Sebaik-baik kamu menyembunyikan kebohongan namun, pada akhirnya tetap kebohongan itu akan terungkap. Bukan itu masalahnya, masalahnya orang yang menganggap kamu adalah kepercayaannya terlalu kecewa untuk mengetahui itu. Itulah yang dialami Jilan.
Memang, lima hari berlalu kejadian itu semuanya terasa pahit. Mungkin, Natha, Manda, dan Vira juga diancam supaya tak menghubungi Jilan. Sekedar mengirim pesan saja, ketiganya seolah tak pernah menghubungi Jilan lagi.
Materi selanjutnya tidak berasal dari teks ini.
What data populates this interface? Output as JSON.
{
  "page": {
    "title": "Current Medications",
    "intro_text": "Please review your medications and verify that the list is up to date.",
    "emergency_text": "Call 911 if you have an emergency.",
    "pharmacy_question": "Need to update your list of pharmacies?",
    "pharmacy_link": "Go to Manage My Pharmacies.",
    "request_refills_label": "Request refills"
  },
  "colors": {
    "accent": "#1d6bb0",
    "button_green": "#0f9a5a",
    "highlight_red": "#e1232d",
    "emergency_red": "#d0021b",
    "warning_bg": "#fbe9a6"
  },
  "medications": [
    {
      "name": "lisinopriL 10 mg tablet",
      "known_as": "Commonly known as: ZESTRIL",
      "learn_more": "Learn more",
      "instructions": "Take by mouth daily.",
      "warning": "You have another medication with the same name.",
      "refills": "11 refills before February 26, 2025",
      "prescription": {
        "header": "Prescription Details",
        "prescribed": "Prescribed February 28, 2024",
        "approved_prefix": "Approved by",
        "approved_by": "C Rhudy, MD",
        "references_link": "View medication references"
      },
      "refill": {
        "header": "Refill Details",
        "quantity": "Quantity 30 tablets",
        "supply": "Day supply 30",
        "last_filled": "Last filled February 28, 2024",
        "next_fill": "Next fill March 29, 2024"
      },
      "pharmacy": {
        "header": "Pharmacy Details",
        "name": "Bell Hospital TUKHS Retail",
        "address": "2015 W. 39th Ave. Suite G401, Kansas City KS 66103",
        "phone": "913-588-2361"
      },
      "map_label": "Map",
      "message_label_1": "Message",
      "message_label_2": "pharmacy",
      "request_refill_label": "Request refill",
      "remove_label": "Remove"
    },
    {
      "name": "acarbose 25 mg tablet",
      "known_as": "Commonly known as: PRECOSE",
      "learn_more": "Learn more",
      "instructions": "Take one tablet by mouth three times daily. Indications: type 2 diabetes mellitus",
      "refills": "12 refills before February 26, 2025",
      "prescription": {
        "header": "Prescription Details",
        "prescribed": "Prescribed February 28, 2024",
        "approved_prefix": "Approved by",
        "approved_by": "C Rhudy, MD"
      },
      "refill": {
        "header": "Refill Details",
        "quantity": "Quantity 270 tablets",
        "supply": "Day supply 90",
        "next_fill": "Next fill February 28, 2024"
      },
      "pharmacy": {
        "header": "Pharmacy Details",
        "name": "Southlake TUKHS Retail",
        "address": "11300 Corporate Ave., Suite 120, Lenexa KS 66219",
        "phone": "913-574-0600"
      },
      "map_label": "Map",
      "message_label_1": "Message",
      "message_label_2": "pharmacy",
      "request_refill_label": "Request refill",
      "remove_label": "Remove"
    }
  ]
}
Jilan merenung. Dibenci sahabat sendiri lebih sakit dibanding ditinggal si brengsek yang sudah melukai hatinya terlalu dalam. Andai saja, saat ini Jilan dihadapkan dengan dua pilihan, antara si brengsek dan sahabatnya di SMA Angkasa maka Jilan akan memilih sahabatnya. Sedalam apapun perasaannya, sahabat adalah hal terbaik.
"Jilan, lo kenapa?"
Lamunan Jilan buyar mendengar suara Rindu yang terdengar parau. Selama ini, Jilan masih belum tahu, seluk-beluk keluarga Rindu yang membuat gadis menjadi seperti sekarang, diam dan tak tersentuh. Kata orang disekolah ini, Rindu adalah gadis yang misteri, jarang, ralat bahkan tak ada yang mau berteman dengannya.
"Gue nggak pa-pa." Jilan menggeleng lantas tersenyum kearah Rindu yang dibalas anggukan oleh gadis itu. Jilan melirik ke seluruh penjuru kelas, kemana guru yang mengajar? "Bu Gita?" tanya Jilan tak melihat Wali Kelasnya itu.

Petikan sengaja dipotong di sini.